I’ve been feeling this melancholia or even the vague edges of depression again. I cheer up around Kathryn and around friends, but even then at times I’m feeling the edges of something that’s concerning to me. And I’m not sure exactly why. I know I miss Europe – and I miss feeling comfortable with traveling. I miss a sensible length of paid holidays, not worrying that the the next illness could suck all the money from our scant savings.
I know that the rise of the right wing has fucked up much of Europe as much as it’s fucking up America, and I don’t really know what to do with that in my head. I know that the UK that I thought at least partially existed is nothing more than a mirage from living in left-leaning liberal bits of England where people who weren’t white and weren’t English were welcomed.

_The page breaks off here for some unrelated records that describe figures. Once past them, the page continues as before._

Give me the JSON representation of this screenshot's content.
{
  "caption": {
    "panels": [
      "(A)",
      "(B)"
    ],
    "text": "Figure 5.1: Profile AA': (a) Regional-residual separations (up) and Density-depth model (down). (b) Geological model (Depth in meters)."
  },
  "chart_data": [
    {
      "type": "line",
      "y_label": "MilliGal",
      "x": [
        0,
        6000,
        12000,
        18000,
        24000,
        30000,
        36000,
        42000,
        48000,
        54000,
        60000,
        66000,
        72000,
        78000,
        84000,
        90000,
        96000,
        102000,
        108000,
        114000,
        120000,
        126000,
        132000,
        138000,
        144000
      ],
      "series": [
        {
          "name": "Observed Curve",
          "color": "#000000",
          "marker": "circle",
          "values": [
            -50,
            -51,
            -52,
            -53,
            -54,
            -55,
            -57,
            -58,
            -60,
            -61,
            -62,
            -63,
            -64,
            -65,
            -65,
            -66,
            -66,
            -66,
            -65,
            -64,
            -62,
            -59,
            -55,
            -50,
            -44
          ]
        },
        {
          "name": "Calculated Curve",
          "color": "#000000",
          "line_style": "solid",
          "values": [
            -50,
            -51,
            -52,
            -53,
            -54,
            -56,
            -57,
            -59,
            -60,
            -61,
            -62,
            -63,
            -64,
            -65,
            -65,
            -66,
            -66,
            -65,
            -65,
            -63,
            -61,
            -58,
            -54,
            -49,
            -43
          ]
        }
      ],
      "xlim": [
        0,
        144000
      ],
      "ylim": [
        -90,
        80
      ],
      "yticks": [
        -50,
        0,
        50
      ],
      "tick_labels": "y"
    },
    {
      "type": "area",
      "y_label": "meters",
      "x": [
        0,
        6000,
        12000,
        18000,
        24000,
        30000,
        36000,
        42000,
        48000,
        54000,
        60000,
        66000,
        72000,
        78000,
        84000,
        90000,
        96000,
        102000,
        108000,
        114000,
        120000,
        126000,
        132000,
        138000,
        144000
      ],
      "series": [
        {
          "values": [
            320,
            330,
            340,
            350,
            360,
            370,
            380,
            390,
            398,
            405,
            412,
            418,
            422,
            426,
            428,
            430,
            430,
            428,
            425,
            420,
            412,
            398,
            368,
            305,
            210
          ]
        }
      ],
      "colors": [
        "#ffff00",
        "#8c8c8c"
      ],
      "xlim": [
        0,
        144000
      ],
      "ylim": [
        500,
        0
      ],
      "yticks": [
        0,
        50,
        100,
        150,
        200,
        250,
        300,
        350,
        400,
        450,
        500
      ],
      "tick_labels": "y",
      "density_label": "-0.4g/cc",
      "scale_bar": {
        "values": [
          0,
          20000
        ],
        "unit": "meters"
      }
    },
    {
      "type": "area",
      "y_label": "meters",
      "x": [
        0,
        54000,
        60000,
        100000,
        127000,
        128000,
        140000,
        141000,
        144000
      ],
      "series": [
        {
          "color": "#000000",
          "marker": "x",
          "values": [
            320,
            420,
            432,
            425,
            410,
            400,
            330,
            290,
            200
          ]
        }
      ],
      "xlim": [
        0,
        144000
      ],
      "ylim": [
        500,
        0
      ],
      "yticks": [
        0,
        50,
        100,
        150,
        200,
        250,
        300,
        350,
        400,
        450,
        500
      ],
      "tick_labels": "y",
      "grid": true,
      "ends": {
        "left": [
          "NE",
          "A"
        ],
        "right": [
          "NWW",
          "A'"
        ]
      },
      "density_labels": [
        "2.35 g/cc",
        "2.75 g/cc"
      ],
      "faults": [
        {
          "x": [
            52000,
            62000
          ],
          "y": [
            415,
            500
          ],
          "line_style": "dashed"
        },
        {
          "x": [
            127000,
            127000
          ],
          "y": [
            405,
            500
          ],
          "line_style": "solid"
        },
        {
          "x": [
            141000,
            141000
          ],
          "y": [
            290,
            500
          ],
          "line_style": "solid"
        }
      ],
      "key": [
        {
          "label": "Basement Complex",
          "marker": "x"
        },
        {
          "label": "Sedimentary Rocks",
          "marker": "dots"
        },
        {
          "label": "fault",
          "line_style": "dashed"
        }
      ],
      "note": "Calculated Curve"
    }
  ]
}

I get that. It hurts. But I get it.
It’s funny, because in many respects, job-wise we’re both better off than we’ve ever been. If we can ever get this house project moving and, indeed, get it done, it’s much closer to building our own house than we’ve ever done before. I mean, it’s frustratingly not building our house on the land we bought for that purpose. And that leaves it with an edge of frustration. As does the startling discovery that the city really care about the appearance of that street.
I dunno. It all just feels vaguely unsatisfactory and I can’t entirely explain why.
I’m hoping this will improve when we actually get started on something, as at the moment my brain is mainly occupied with being frustrated about things we can’t afford to do.